Goatse Security Hacker Jailed On Drug Charges
Goatse Security member Andrew Auernheimer, 24, also known in the hacker community as Escher and Weev, was detained in the Washington County Sheriff's Office jail after being charged with four felony counts of possession of controlled substance and one related misdemeanor charge, a sheriff's department spokesperson said Wednesday.
The FBI detected the drugs while executing a search warrant at Auernheimer's apartment related to a security breach on an AT&T Web application that enabled hackers to obtain around 114,000 e-mail addresses of Apple iPad 3G customers. Further details from the FBI were not immediately available.

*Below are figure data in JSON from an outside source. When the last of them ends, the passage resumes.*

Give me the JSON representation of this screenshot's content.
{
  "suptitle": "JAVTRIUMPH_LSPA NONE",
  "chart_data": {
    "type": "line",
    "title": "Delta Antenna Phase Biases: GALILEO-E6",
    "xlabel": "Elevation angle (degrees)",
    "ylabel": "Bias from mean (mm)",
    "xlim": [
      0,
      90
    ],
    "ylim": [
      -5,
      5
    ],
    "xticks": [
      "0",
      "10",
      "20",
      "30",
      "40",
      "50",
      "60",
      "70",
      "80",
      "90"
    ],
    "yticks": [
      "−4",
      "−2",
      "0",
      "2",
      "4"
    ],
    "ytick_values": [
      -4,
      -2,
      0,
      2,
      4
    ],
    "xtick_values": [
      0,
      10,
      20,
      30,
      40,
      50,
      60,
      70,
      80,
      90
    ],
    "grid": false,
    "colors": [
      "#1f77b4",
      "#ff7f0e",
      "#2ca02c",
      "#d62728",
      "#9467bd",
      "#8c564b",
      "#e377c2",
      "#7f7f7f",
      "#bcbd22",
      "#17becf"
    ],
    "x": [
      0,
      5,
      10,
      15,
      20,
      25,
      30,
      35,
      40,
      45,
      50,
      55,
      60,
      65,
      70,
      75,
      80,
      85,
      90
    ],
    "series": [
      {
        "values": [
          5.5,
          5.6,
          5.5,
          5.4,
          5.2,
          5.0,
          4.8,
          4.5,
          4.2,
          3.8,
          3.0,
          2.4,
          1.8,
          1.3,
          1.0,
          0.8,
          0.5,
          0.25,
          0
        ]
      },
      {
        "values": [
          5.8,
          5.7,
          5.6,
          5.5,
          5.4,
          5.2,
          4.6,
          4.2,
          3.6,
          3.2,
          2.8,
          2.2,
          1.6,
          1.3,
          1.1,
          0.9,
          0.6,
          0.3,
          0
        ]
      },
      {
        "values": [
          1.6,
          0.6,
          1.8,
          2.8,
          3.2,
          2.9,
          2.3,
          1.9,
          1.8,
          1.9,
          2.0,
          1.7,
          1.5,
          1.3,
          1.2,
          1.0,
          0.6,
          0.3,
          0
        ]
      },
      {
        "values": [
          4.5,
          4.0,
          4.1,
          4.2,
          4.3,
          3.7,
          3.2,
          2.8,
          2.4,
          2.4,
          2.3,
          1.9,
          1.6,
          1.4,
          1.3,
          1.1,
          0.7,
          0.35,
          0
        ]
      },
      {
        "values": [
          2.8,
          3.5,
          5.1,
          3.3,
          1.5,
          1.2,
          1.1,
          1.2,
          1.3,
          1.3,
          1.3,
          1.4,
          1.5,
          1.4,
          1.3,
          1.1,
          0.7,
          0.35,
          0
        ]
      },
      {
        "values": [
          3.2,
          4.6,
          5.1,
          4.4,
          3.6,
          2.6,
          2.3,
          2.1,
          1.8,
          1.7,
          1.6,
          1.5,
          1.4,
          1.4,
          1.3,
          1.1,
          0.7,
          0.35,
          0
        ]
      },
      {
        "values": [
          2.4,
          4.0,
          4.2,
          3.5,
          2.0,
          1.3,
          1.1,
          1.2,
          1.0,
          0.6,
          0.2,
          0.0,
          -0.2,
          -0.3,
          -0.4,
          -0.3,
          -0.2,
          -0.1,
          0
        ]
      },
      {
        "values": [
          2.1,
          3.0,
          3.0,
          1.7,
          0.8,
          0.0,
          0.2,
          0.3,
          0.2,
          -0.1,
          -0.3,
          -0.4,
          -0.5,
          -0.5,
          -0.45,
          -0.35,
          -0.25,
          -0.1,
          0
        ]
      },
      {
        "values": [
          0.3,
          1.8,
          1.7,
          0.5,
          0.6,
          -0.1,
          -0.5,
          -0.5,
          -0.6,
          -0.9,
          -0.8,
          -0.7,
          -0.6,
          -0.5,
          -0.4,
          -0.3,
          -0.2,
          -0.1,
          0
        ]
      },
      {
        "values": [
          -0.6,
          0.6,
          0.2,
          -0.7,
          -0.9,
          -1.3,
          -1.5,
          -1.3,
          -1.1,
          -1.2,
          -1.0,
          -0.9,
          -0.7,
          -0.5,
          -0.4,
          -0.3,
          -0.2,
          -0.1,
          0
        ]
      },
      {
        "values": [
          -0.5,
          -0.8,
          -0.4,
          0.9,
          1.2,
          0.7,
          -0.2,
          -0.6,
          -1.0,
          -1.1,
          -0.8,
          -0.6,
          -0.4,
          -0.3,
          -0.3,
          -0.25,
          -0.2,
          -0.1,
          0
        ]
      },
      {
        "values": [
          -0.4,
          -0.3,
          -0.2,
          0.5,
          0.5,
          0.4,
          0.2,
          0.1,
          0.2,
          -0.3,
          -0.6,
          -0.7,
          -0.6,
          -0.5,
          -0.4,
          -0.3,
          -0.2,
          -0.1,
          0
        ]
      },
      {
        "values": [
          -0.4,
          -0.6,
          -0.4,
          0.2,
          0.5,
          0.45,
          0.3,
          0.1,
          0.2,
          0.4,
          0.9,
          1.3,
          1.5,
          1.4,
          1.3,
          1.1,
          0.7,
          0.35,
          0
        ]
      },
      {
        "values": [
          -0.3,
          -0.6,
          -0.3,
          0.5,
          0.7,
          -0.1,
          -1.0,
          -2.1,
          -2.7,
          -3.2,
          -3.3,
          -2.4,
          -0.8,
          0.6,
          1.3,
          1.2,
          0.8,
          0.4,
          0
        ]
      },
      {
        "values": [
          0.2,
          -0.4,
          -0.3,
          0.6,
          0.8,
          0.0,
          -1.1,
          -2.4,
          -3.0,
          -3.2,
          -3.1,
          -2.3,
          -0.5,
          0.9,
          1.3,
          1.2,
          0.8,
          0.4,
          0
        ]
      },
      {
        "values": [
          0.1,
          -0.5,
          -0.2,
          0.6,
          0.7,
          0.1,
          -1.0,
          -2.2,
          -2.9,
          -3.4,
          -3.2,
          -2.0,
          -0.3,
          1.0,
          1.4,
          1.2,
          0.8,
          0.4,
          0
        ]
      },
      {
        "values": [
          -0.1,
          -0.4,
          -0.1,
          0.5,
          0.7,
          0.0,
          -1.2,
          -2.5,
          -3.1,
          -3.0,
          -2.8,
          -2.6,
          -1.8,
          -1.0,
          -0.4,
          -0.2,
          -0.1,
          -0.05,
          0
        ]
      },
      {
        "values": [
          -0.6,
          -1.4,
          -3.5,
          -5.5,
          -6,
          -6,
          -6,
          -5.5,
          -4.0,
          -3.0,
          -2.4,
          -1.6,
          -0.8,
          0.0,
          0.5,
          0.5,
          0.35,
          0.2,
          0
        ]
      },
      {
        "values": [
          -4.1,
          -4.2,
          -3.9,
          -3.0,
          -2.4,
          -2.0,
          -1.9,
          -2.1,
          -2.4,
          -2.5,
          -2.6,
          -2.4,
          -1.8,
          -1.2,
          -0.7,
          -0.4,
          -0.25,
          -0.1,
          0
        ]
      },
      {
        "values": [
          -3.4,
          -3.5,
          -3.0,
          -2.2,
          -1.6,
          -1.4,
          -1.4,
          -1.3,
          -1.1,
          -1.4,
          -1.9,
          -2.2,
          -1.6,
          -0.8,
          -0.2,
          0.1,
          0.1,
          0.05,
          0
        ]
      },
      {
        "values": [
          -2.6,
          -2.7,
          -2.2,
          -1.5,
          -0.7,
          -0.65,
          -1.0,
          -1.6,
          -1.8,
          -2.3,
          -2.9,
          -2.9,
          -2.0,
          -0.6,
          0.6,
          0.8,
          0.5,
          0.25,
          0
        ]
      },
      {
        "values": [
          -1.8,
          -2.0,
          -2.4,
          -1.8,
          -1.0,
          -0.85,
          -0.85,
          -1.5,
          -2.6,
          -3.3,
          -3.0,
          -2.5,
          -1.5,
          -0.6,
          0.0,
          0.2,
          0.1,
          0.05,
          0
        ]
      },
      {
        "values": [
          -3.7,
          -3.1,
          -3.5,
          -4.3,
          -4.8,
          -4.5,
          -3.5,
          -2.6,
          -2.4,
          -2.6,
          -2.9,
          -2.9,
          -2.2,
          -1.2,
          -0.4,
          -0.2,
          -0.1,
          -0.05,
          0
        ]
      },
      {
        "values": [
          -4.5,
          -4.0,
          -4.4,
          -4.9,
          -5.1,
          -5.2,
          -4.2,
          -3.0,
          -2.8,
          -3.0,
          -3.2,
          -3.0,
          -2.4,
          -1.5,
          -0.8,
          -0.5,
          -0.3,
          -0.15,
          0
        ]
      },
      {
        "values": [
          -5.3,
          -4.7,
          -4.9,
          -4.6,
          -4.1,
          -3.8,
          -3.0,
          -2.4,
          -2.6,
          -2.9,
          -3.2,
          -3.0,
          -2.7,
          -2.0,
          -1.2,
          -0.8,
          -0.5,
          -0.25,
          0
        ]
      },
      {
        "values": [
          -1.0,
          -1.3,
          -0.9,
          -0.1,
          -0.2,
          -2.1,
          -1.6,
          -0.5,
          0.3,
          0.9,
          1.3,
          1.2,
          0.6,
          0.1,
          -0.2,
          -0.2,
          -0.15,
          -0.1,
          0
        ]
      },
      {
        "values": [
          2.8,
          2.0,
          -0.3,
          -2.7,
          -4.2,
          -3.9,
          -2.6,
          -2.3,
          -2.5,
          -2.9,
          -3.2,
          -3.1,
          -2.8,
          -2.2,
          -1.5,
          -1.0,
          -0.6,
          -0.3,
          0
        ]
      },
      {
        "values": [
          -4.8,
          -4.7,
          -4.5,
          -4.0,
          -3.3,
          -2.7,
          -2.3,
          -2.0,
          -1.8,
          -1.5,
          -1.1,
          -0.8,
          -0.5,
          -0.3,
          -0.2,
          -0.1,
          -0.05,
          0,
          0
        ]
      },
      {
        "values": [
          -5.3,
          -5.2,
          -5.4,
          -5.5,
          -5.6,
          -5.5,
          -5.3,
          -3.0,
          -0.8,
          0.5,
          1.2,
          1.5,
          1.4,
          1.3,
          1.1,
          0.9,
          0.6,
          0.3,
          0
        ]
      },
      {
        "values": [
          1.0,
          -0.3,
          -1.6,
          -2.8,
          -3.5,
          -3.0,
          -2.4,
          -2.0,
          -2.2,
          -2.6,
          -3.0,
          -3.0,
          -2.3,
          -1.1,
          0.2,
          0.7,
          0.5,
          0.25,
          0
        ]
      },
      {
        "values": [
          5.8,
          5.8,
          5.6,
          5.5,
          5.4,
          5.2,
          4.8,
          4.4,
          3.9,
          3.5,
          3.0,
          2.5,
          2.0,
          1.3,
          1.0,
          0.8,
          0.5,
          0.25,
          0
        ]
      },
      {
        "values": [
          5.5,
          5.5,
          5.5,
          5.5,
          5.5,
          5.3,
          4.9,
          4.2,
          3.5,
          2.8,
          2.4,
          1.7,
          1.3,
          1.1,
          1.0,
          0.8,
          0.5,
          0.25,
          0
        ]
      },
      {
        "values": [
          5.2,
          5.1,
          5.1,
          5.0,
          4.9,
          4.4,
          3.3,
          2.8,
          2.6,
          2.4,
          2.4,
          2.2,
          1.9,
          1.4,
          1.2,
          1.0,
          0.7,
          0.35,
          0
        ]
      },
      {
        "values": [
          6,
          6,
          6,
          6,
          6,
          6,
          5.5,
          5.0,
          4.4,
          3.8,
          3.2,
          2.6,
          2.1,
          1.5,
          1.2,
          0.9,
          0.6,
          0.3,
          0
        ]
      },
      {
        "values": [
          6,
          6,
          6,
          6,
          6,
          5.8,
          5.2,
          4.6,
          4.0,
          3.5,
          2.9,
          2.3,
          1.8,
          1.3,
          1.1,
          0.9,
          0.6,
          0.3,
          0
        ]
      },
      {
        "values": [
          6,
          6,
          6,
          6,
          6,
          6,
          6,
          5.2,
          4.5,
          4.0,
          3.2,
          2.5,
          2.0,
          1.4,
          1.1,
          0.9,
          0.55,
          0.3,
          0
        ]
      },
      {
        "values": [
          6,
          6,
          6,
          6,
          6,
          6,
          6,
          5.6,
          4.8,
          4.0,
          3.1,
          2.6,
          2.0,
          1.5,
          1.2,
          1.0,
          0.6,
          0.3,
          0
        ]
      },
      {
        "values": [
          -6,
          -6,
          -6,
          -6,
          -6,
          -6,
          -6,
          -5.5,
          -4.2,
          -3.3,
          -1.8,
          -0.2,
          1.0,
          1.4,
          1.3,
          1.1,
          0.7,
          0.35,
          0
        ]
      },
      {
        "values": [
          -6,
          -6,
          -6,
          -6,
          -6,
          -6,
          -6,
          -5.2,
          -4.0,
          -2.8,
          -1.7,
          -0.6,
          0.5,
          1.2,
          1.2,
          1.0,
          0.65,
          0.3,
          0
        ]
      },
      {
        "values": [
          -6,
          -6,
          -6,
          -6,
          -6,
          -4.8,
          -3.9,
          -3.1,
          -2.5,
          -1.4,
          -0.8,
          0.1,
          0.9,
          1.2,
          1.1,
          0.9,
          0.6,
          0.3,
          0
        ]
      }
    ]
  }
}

Auernheimer and other Goatse Security members made waves last week when they exploited a security feature on an AT&T authentication site that enabled them to access iPad customers e-mail addresses in exchange for a customer ID, known as the ICC-ID, associated with the device's SIM card. Some of the affected iPad customers included high-profile executives, military personnel and politicians, including New York Times Co. CEO Janet Robinson and New York Mayor Michael Bloomberg.

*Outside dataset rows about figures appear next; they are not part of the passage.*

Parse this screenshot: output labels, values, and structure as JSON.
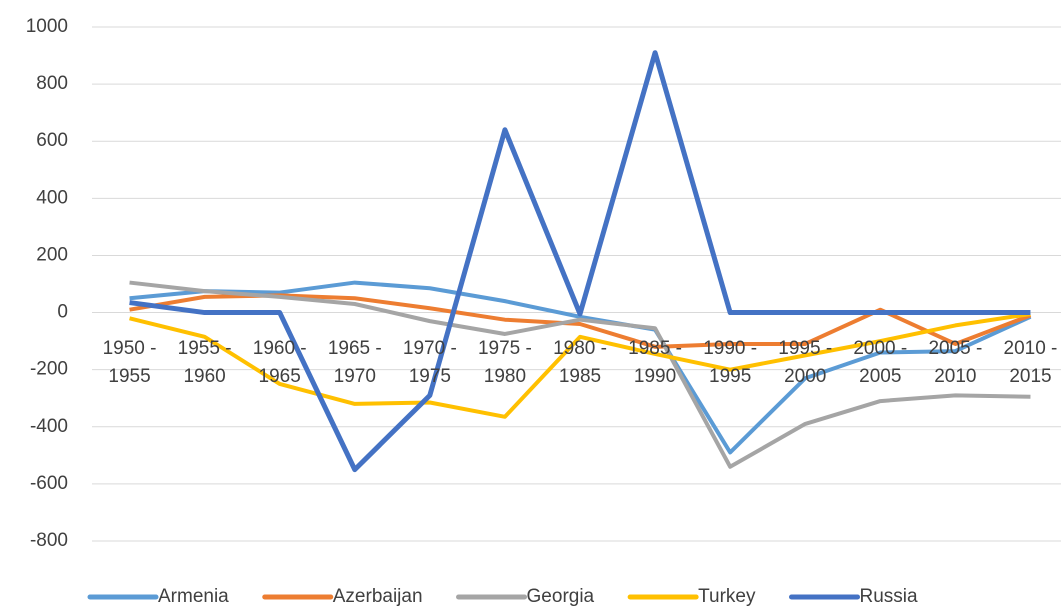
{
  "chart_data": {
    "type": "line",
    "categories": [
      "1950 - 1955",
      "1955 - 1960",
      "1960 - 1965",
      "1965 - 1970",
      "1970 - 1975",
      "1975 - 1980",
      "1980 - 1985",
      "1985 - 1990",
      "1990 - 1995",
      "1995 - 2000",
      "2000 - 2005",
      "2005 - 2010",
      "2010 - 2015"
    ],
    "series": [
      {
        "name": "Armenia",
        "color": "#5b9bd5",
        "values": [
          50,
          75,
          70,
          105,
          85,
          40,
          -15,
          -60,
          -490,
          -230,
          -140,
          -135,
          -15
        ]
      },
      {
        "name": "Azerbaijan",
        "color": "#ed7d31",
        "values": [
          10,
          55,
          60,
          50,
          15,
          -25,
          -40,
          -120,
          -110,
          -110,
          10,
          -110,
          -10
        ]
      },
      {
        "name": "Georgia",
        "color": "#a5a5a5",
        "values": [
          105,
          75,
          55,
          30,
          -30,
          -75,
          -25,
          -55,
          -540,
          -390,
          -310,
          -290,
          -295
        ]
      },
      {
        "name": "Turkey",
        "color": "#ffc000",
        "values": [
          -20,
          -85,
          -250,
          -320,
          -315,
          -365,
          -85,
          -145,
          -200,
          -150,
          -100,
          -45,
          -5
        ]
      },
      {
        "name": "Russia",
        "color": "#4472c4",
        "values": [
          35,
          0,
          0,
          -550,
          -290,
          640,
          -5,
          910,
          0,
          0,
          0,
          0,
          0
        ]
      }
    ],
    "ylim": [
      -800,
      1000
    ],
    "yticks": [
      -800,
      -600,
      -400,
      -200,
      0,
      200,
      400,
      600,
      800,
      1000
    ],
    "grid": true,
    "legend": "bottom"
  }
}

Auernheimer, who also provided the first name of Escher during interviews with The Wall Street Journal, last week, defended Goatse Security's motivations for exploiting the security flaw in a blog post, maintaining that the group exposed security holes in AT&T's Web application to help prevent iPad users from becoming vulnerable to a malicious attack.
Auernheimer's blog came in response to a letter circulated by AT&T, which apologized for the security breach but blamed the incident on Goatse hackers. AT&T plugged the security hole on Wednesday, two days after Goatse said that they alerted the company to the breach.
"The hacker deliberately went to great efforts with a random program to extract the information," said Dorothy Attwood, AT&T's chief privacy officer, in an e-mail to affected iPad customers. "They then put together a list of these e-mails and distributed it for their own publicity. We apologize for the incident and any inconvenience it may have caused."
The FBI launched an investigation last week after Gawker first broke the story, possibly galvanized to action when it came to light that victims included President Obama's White House Chief of Staff Rahm Emanuel, Air Force Col. William Eldridge, and other military personnel registering DARPA domains to their iPad.
Meanwhile, Goatse also accused the telecom giant and Apple of negligence in addressing a critical flaw in Safari, which the hacker group claimed AT&T has known about since March. Apple repaired the Safari vulnerability on the desktop but had yet to plug the hole in iPad more than two months later, Auemheimer said.
"This bug we crafted allows the viewer of a Web page to become a proxy for spamming, exploit payloads, password bruteforce [sic] attacks, and other undesireables," Auemheimer wrote in a blog post. "The kicker is that this attack cannot be detected by any current IDS/IPS system. We released this in March, mind you, and Apple still hasn’t' got around to patching this on the iPad."
Apple's failure to patch the flaw on the device ultimately enabled hackers to develop code and launch malicious attacks on users' iPads, which could, among other things, steal sensitive data and login credentials.